The Outer Banks of North Carolina have become a popular resort area attracting thousands of vacationers each summer. It is the remote island atmosphere of ocean, sand, wind and surf that draws them to these barrier islands. The very things that attract present-day visitors are the very things that caused both Confederate and Union soldiers to grumble and complain about ever seeing duty on Hatteras Island.
Even present-day campers acknowledge that certain aspects of life on the islands can truly test their spirits. These include the intense heat and humidity, abundance of mosquitoes and biting flies, as well as dealing with the consequences of gale force winds and hurricanes.
Confederate forces first arrived on Hatteras Island on Thursday, May 9, 1861. Their objective was to protect and defend two small earthwork forts under construction at Hatteras Inlet. Confederate privateers used Forts Hatteras and Clark as their base of operations. Their efforts were so successful, they prompted a strong Federal response. Commodore Silas Stringham led an expedition of Federal ships and troops in a successful attack on these Confederate batteries on August 28-29, 1861.
Prior to the attack Confederate troops attempted to survive with minimal supplies and ammunition. Good drinking water was scarce and shifting winds made it difficult to pitch a tent successfully. In the O.R. of the Navies, Series I, Vol.6 Daniel A. Campbell, Master of the Brig Lydia Francis, captured by Confederate privateers wrote,
Both forts (Hatteras and Clark) were constructed…under the super vision of Colonel Thompson, said to have formerly been in the U.S. Army. The laborers employed were about 180 negroes, said to be free and brought from different parts of the state. … The supply of ammunition was very short. They had only about 100 kegs of powder. The guards on guard or picket duty were not allowed to carry their muskets loaded but carried their cart- ridges in their pockets, not being provided with cartridge boxes. Water is obtained by sinking wells in the sand to a depth of 5 or 6 feet…
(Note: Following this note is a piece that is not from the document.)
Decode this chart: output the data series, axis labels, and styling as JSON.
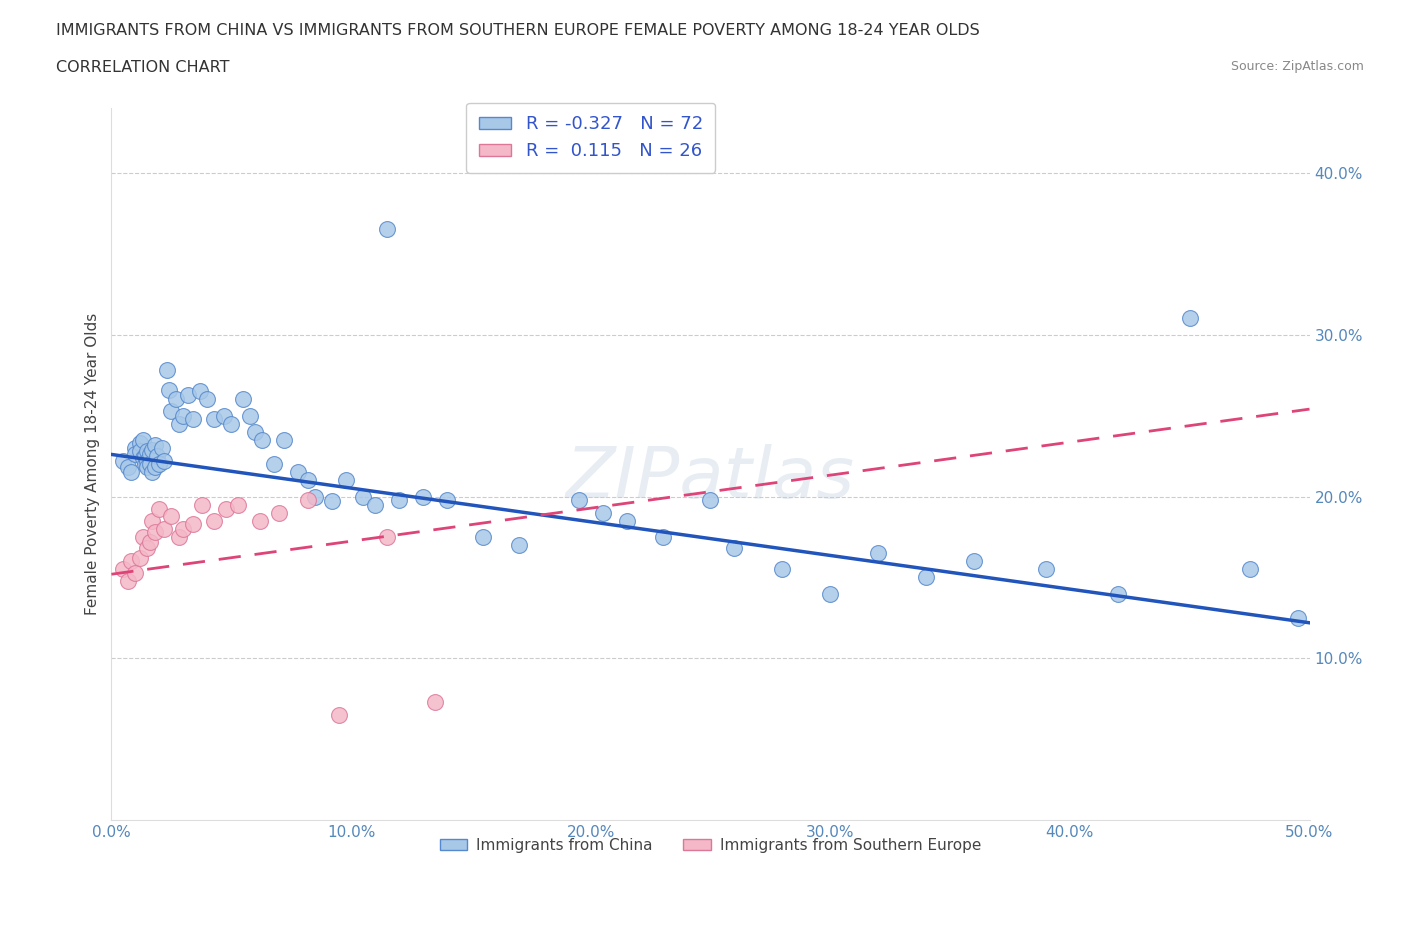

The excitement of victory soon began to fade as Union soldiers left on Hatteras Island faced severe weather, lack of adequate lodging and food. Charles F. Johnson, of the N.Y 9th Vol. Infantry (Hawkins Zouaves), wrote:
The wind set in from the northeast that night, and it was not only very cold, but in sweeping down the open sandbank it carried with it a constant storm of fine sand, which pelted away unmercifully all night long. — The Long Roll, p.64
The limited size of Forts Hatteras and Clark, as well as the shortage of permanent quarters, forced most of the Union troops to sleep in tents. However, pitching a tent in the sand with gale force winds proved to be a difficult, if not impossible, task. One soldier, with the 48th Pennsylvania Vol. Infantry, described his experience the following way:
…to have a tent prove false upon ‘a lone barren isle’, and in, the midst of a terrific rain storm, be obliged to face a Hatteras wind, with scant protection against its furry, frantically holding fast to the frail canvas house, waiting for a lull in the blast (vain hope) to afford an opportunity to repeg, is so overpoweringly harrowing to the feelings, and so indescribably uncomfortable, that it is only those who actually experienced it who understand its supreme misery. —The Story of The Forty-Eighth, p.42
In early 1862, the men of Burnside’s Expedition experienced similar struggles with the elements. They came ashore to recuperate from sea sickness. Their transport vessels were nearly destroyed in storm tossed waters at Hatteras Inlet. One soldier with the 27th Massachusetts Vol. Infantry, wrote:
…Everybody expects to eat his peck of dirt before he dies, but no one thinks to get it all in one short _____ night…. the cooks, where they made coffee for the companies, would find two or three inches of sand in the bottom of their kettles, blown there while the water was boiling. Baked beans could not be chewed, they were swallowed as they entered the mouth, too gritty for chewing. — The Twenty-Seventh Mass. Regiment, p.52
Another soldier of the same regiment had such a negative experience on Hatteras Island that he recommended it be used as a place to send criminals:
If ever our country…should desire a penal colony for the punishment of criminals,….where the roar of waters from headlong heights howl and hiss in endless torture, there is no place on the globe better fitted for it than Hatteras…. Let them be restricted to a range of twenty miles north and south of this windy gorge, and there, for the rest of their lives, dig clams and fight mosquitoes; and injured justice would be amply satisfied. — The Twenty-Seventh Mass. Regiment, p.52
Is it not amazing how time changes our perspective of places and things?